COSA PENSI DEI TALENT SHOW COME "AMICI" O "X FACTOR"? SOLO IMMONDIZIA TELEVISIVA, TERRITORIO DI CORRUZIONE O REALE TRAMPOLINO DI LANCIO PER TALENTI ALTRIMENTI RIMASTI NEL BUIO DELL'OBLIO?

i talent ai quali io stessa ho voluto in precedenza partecipare ti possono dare la spinta giusta ma se non hai qualche spinta dietro (parlo di produttori e contratti) non valgono il gioco..rischi di entrare nel dimenticatoio in due anni...xchè è una fabbrica del ricambio..

QUALI SONO LE TUE CANTANTI PREFERITE E IN CHE MODO VIVI L'INTERPRETAZIONE DI ARTISTI COME JANIS JOPLIN, PRINCE, AMY WINEHOUSE SU DI TE?? NON TEMI DI PERDERE PERSONALITA' ??

la personalità ci appartiene..io credo solo che ispirandosi a certi artisti si possa crescere..nel mio caso questo succede..x dire un nome io adoro RACHELLE FERRELL

A QUANDO UN DISCO DI CANZONI DI CLARISSA VICHI... MA SOPRATTUTTO QUANDO TI VEDREMO IN TELEVISIONE??

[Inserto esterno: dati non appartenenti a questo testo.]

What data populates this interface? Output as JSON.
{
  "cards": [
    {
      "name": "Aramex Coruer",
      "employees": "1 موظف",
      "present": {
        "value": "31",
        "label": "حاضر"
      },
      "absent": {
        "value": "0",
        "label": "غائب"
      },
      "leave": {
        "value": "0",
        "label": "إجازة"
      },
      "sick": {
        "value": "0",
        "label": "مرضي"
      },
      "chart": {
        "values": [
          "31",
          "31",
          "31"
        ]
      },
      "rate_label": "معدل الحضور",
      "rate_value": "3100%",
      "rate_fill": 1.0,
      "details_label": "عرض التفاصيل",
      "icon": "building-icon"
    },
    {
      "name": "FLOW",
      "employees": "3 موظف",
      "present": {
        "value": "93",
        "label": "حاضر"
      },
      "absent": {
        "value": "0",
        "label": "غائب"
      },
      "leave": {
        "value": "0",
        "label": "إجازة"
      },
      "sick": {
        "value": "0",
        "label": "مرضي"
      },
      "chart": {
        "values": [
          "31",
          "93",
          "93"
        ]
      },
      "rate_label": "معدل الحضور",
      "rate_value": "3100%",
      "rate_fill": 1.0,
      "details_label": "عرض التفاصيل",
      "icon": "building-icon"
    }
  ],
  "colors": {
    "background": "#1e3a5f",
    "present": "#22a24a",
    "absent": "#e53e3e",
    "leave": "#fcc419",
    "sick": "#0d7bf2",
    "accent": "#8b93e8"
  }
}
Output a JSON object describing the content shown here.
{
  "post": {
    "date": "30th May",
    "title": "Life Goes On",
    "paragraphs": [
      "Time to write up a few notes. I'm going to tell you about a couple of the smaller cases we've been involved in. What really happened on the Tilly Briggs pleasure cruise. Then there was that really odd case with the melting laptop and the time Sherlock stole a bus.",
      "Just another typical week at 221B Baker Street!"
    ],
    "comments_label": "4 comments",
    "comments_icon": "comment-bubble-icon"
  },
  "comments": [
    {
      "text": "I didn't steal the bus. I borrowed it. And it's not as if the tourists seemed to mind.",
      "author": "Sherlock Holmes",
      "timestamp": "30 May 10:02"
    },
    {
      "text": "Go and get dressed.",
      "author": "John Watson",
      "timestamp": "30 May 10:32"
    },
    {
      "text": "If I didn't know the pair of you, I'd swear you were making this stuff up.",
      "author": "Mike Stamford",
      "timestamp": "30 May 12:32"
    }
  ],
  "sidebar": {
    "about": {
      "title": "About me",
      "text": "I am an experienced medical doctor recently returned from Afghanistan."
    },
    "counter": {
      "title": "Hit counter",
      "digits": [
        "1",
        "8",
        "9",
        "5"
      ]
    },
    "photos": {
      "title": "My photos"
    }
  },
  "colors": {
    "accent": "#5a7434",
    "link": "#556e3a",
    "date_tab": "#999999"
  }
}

in tv al momento non credo..i miei inediti ci sono..non li porto molto in giro xchè attualmente come live lavoro con situazioni tribute e cover..ma state pronti che il cd arriverà..

SPAZIO PER I RITUALI SALUTI AL POPOLO DI FACEBOOK ( E NON) CHE CI ASCOLTA.....

un grazie a te e a tutti,w la musica sempre..xchè è lei che ci salva!
clarissa

....E UN GRAZIE A TE DI ESISTERE AGGIUNGO IO!!!!